Ostern erleben – mit selbst gefärbten Ostereiern und mit Hilfe der Natur

Ostereier-Ostern-bunte-Eier

Vor Ostern werden grell-bunt gefärbte Eier angeboten und locken – aber immer hat man die Frage im Hinterkopf: „Wie und womit sind die Eier gefärbt worden?“

Hier in „Willich erleben“ ein paar Tipps, wie Sie selbst Eier mit Hilfe der Natur absolut unbedenklich färben können – mit Pflanzen aus dem eigenen Garten, dem Gemüsevorrat oder mit Grundstoffen aus der Apotheke. Naturfarben wirken zum Beispiel eher warm und entspannend für das Auge. Zudem sind sie geeignet für Allergiker, da es immer passieren kann, dass die Farbe an das Ei selbst übergeht. Auch Ernährungsbewusste werden sich freuen, denn bei Naturfarben gibt es keinen Zusatz von Farbstoffen und die Herkunft der Färbemittel ist bekannt. Doch was sicherlich den letzten Skeptiker überzeugen dürfte, sind die strahlenden Kinderaugen, wenn es um das Färben und Verzieren der Eier geht, wenn die Kids herausfinden, welche Farbe durch welche Pflanze entsteht und gespannt auf das Ergebnis warten. Denn Naturfarben sind überhaupt nicht so langweilig, wie mancher meint.

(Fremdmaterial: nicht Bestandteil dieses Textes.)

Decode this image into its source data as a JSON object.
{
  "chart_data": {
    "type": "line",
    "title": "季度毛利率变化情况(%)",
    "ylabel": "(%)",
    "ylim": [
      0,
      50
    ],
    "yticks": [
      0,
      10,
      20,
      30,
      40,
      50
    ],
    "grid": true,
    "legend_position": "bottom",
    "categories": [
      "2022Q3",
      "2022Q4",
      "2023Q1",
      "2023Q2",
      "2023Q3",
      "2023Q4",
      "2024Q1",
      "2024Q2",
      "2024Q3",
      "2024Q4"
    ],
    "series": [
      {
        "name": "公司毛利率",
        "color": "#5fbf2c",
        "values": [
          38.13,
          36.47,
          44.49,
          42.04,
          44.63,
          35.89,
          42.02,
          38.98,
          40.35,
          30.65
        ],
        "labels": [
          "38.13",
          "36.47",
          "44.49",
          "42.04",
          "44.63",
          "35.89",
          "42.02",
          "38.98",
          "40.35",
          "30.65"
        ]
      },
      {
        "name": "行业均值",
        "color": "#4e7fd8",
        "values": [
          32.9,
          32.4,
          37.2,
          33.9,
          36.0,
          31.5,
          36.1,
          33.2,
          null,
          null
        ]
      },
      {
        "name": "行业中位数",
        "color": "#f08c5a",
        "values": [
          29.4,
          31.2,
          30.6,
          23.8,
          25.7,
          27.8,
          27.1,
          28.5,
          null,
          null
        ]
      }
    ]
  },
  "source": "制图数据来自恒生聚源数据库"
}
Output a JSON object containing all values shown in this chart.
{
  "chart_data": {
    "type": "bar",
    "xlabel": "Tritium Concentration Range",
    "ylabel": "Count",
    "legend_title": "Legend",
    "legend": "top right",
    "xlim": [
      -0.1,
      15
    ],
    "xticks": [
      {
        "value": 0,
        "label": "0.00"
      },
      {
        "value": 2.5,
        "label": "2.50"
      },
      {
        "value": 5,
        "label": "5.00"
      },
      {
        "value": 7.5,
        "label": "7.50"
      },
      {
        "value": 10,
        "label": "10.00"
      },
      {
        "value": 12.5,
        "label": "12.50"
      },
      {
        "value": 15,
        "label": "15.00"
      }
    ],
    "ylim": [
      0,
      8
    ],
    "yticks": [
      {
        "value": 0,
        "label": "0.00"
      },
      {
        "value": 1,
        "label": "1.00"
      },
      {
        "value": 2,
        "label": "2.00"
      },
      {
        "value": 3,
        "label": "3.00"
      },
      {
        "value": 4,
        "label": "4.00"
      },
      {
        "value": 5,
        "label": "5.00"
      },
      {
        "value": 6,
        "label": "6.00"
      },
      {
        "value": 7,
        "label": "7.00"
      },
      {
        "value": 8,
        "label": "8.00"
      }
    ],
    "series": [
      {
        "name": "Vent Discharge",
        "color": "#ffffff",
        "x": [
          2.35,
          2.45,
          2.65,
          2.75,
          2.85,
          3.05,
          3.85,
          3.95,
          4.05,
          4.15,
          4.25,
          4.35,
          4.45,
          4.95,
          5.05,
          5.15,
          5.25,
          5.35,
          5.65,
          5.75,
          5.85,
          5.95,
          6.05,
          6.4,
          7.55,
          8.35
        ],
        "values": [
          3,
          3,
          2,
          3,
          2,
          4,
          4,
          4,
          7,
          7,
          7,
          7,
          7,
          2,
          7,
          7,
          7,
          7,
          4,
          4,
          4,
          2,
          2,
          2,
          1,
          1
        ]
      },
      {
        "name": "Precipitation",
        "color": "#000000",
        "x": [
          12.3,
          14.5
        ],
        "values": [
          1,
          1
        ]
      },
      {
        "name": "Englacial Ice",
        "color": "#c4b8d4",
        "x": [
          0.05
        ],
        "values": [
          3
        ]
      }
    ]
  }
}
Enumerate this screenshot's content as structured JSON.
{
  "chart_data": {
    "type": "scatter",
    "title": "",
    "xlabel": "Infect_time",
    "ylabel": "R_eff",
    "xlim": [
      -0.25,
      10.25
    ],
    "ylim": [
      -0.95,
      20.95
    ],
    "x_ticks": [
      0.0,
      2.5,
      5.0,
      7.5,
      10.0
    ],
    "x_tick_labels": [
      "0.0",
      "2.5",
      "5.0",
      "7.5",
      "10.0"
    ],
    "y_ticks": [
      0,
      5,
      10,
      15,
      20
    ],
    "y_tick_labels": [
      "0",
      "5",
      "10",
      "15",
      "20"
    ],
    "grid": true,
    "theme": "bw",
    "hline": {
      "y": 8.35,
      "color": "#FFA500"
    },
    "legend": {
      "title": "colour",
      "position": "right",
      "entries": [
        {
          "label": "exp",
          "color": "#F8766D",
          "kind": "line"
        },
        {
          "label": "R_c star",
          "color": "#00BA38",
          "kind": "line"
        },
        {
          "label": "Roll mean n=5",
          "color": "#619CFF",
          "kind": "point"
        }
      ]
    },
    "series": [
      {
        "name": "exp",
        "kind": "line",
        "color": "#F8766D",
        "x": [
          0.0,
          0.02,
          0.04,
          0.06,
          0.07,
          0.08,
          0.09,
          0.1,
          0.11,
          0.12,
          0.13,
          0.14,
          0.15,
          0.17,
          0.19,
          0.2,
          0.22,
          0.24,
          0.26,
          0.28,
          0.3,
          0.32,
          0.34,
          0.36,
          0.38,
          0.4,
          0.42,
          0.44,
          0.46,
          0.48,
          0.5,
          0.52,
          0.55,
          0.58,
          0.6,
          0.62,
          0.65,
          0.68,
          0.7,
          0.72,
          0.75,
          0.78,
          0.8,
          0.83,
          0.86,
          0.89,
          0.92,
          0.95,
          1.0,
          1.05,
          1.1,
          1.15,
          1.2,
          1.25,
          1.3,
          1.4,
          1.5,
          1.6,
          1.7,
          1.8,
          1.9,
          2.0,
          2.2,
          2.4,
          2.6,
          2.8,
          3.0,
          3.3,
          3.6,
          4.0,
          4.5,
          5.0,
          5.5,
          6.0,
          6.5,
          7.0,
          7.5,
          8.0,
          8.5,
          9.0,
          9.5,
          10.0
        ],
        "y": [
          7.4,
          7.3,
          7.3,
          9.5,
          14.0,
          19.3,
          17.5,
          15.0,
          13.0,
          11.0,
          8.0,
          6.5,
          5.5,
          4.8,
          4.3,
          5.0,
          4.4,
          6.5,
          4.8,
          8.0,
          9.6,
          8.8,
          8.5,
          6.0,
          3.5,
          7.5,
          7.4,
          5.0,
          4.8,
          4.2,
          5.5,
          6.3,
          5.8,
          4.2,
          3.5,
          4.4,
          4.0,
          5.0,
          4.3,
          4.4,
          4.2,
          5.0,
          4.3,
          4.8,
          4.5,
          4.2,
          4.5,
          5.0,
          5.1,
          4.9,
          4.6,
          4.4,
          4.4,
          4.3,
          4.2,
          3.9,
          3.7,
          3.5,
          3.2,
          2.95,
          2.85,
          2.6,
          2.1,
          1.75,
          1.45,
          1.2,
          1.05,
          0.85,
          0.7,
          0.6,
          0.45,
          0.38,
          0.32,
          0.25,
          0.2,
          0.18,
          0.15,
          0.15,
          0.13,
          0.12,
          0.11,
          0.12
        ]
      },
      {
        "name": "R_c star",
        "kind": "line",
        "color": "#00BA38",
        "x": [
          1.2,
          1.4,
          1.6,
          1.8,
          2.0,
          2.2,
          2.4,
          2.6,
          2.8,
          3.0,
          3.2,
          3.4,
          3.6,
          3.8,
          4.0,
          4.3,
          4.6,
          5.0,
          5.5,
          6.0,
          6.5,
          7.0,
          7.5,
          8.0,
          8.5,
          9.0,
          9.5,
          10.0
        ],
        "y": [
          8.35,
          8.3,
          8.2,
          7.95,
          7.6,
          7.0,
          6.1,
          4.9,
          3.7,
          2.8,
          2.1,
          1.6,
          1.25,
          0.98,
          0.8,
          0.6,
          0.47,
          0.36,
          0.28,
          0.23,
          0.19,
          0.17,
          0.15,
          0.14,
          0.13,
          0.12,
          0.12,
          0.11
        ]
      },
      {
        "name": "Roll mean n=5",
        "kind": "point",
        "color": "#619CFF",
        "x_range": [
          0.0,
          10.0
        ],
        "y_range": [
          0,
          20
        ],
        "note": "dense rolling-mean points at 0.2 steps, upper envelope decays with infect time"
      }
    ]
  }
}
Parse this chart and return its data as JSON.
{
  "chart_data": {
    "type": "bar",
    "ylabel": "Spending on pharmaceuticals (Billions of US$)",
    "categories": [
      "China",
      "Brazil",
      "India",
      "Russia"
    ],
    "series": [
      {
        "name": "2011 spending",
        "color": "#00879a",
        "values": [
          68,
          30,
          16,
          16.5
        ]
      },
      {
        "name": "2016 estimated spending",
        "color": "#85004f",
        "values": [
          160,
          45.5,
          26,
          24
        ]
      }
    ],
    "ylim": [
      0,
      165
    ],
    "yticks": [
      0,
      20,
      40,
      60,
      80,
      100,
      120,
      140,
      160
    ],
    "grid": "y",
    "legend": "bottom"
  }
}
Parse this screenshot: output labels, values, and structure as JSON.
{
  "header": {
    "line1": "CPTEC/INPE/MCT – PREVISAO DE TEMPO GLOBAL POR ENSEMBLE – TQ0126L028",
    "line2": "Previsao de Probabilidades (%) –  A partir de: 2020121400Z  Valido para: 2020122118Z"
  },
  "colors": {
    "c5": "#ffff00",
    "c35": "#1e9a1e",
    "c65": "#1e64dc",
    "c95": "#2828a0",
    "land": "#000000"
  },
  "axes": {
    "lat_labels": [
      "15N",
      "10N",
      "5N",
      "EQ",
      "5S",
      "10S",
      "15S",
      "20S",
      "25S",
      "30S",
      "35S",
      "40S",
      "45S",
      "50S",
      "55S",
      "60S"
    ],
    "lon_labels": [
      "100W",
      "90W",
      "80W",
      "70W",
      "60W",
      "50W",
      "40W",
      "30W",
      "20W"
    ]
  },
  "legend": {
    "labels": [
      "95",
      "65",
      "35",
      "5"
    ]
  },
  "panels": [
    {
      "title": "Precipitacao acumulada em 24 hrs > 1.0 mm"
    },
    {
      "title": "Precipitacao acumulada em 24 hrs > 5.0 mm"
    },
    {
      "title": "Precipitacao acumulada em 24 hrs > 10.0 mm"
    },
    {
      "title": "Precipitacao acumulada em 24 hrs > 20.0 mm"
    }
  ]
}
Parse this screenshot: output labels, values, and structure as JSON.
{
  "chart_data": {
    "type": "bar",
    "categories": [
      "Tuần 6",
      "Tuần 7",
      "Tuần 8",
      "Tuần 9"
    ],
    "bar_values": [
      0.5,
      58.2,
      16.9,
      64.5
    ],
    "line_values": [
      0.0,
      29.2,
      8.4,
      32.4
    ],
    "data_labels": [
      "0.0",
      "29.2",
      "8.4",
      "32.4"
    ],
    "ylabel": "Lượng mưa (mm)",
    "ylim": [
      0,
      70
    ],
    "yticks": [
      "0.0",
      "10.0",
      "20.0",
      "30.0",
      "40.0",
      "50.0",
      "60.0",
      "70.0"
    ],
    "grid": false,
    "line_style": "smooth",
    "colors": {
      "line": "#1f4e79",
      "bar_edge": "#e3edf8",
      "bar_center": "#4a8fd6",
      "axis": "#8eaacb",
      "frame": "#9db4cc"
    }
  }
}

Die Eier können in den Farben braun, rot, gelb, grün, violett, rosa, pink und blaulila gefärbt werden. Viele erinnern sich sicher an die Geschichten aus den Kriegszeiten: Braun entsteht zum Beispiel durch Zwiebelschalen, in die man das Ei einwickelt. Dann wird das Ganze in Alu-Folie gepackt und hart gekocht. So entsteht gleichzeitig ein Marmormuster. Rote-Beete-Saft, Hagebutte, Krappwurzel, Rotholz oder Rotkohl färben rot. Wer gelbe Eier möchte, nimmt Safran, Kümmel, Birkenblätter, Kamille, Sauerampfer oder Schafgarbe. Mit Brennnesselblättern, Efeu, Matetee, Schachtelhalmkraut, Spinat oder Petersilie erhält man grüne Eier. Heidelbeeren färben violett, Cochenille fördert rosa und pink zu Tage und Blauholz plus Alaun ergibt blaulila.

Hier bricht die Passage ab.